Hermann Simon num livro que comentei aqui há cerca de 10 anos, "Confessions of the Pricing Man" chamava a atenção para um erro muito comum: as pessoas imaginam que as empresas têm margens de lucro muito superiores às reais. Referia que os consumidores americanos estimavam margens de lucro de 46% e os consumidores alemães de 33%, enquanto muitas empresas vivem com margens líquidas de poucos pontos percentuais. Recordo este gráfico do livro:
Entretanto, ontem o The Times publicou "Big business must do a better job of explaining why profit matters" e hoje o The Daily Telegraph publicou " Labour will come to regret making 'profits' a dirty word".
"Back in March the Institute of Economic Affairs, the free-market think tank, published the results of some fascinating polling. It asked 3,000 people to estimate the profit margins of certain industries.
On average, people said pubs and hospitality made a profit margin of 40 per cent. Last year, JD Wetherspoon made 3.8 per cent; the more upmarket Shepherd Neame business made 9.2 per cent. They thought energy companies made 57 per cent, but in reality the most successful made 15 per cent. And they thought supermarkets made 50 per cent profit margins.
Tesco's margin last year was 4.3 per cent, the highest in the industry.
Sainsbury's was 3.3 per cent, Aldi and Lidl run at 0.7 per cent, according to the UK competition watchdog."

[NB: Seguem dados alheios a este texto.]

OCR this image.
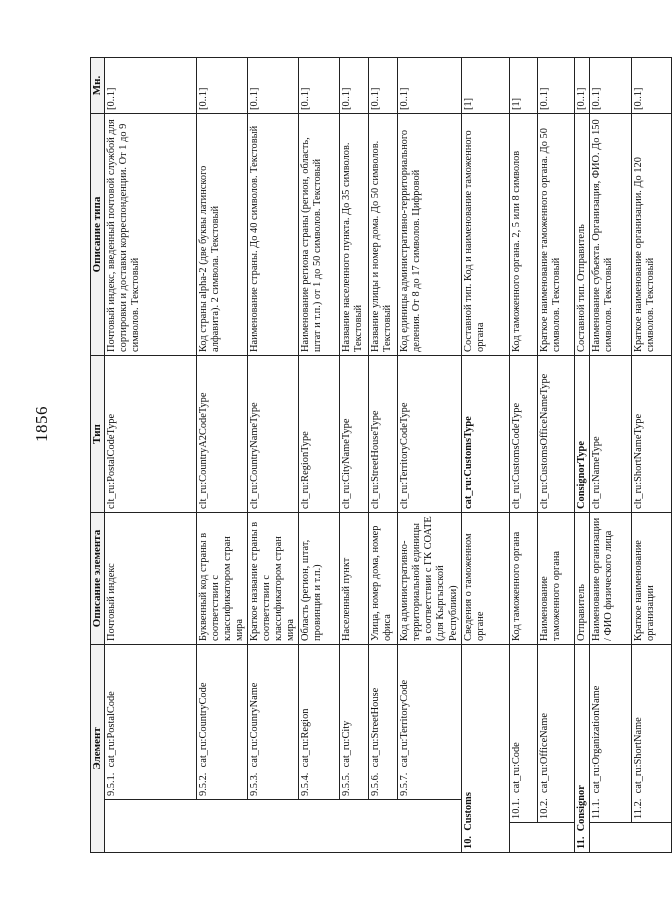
1856
Элемент			Описание элемента	Тип	Описание типа	Мн.
		9.5.1.  cat_ru:PostalCode	Почтовый индекс	clt_ru:PostalCodeType	Почтовый индекс, введенный почтовой службой для сортировки и доставки корреспонденции. От 1 до 9 символов. Текстовый	[0..1]
		9.5.2.  cat_ru:CountryCode	Буквенный код страны в соответствии с классификатором стран мира	clt_ru:CountryA2CodeType	Код страны alpha-2 (две буквы латинского алфавита). 2 символа. Текстовый	[0..1]
		9.5.3.  cat_ru:CounryName	Краткое название страны в соответствии с классификатором стран мира	clt_ru:CountryNameType	Наименование страны. До 40 символов. Текстовый	[0..1]
		9.5.4.  cat_ru:Region	Область (регион, штат, провинция и т.п.)	clt_ru:RegionType	Наименование региона страны (регион, область, штат и т.п.) от 1 до 50 символов. Текстовый	[0..1]
		9.5.5.  cat_ru:City	Населенный пункт	clt_ru:CityNameType	Название населенного пункта. До 35 символов. Текстовый	[0..1]
		9.5.6.  cat_ru:StreetHouse	Улица, номер дома, номер офиса	clt_ru:StreetHouseType	Название улицы и номер дома. До 50 символов. Текстовый	[0..1]
		9.5.7.  cat_ru:TerritoryCode	Код административно-территориальной единицы в соответствии с ГК СОАТЕ (для Кыргызской Республики)	clt_ru:TerritoryCodeType	Код единицы административно-территориального деления. От 8 до 17 символов. Цифровой	[0..1]
10.  Customs			Сведения о таможенном органе	cat_ru:CustomsType	Составной тип. Код и наименование таможенного органа	[1]
	10.1.  cat_ru:Code		Код таможенного органа	clt_ru:CustomsCodeType	Код таможенного органа. 2, 5 или 8 символов	[1]
	10.2.  cat_ru:OfficeName		Наименование таможенного органа	clt_ru:CustomsOfficeNameType	Краткое наименование таможенного органа. До 50 символов. Текстовый	[0..1]
11.  Consignor			Отправитель	ConsignorType	Составной тип. Отправитель	[0..1]
	11.1.  cat_ru:OrganizationName		Наименование организации / ФИО физического лица	clt_ru:NameType	Наименование субъекта. Организация, ФИО. До 150 символов. Текстовый	[0..1]
	11.2.  cat_ru:ShortName		Краткое наименование организации	clt_ru:ShortNameType	Краткое наименование организации. До 120 символов. Текстовый	[0..1]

Os dois artigos mostram o mesmo problema nas versões política e mediática. O público vê preços a subir, salários apertados e grandes empresas a anunciar lucros e conclui rapidamente: "estão a abusar", mas raramente distingue entre volume de vendas, margem bruta, margem líquida, impostos pagos, investimento necessário, risco assumido e capital que tem de ficar na empresa para garantir o futuro.
Claro que há abusos. Claro que pode haver rendas excessivas, posições dominantes e oportunismo, mas transformar o lucro numa palavra suja é perigoso. Sem lucro, a empresa pode sobreviver por algum tempo; não consegue, porém, renovar equipamentos, formar pessoas, desenvolver novos produtos, resistir a crises, pagar melhor de forma sustentável, nem investir na próxima etapa da sua competitividade. Uma repetição do que aconteceu às empresas nacionalizadas em Portugal em 1975.
É aqui que Schumpeter ajuda. Numa economia dinâmica, o lucro é o prémio temporário de quem inova antes dos outros, encontra uma solução melhor, melhora a produtividade ou assume o risco. E Drucker leva a ideia ainda mais longe: o lucro não é apenas uma recompensa; é também um custo. O custo de continuar vivo. O custo de preparar o futuro.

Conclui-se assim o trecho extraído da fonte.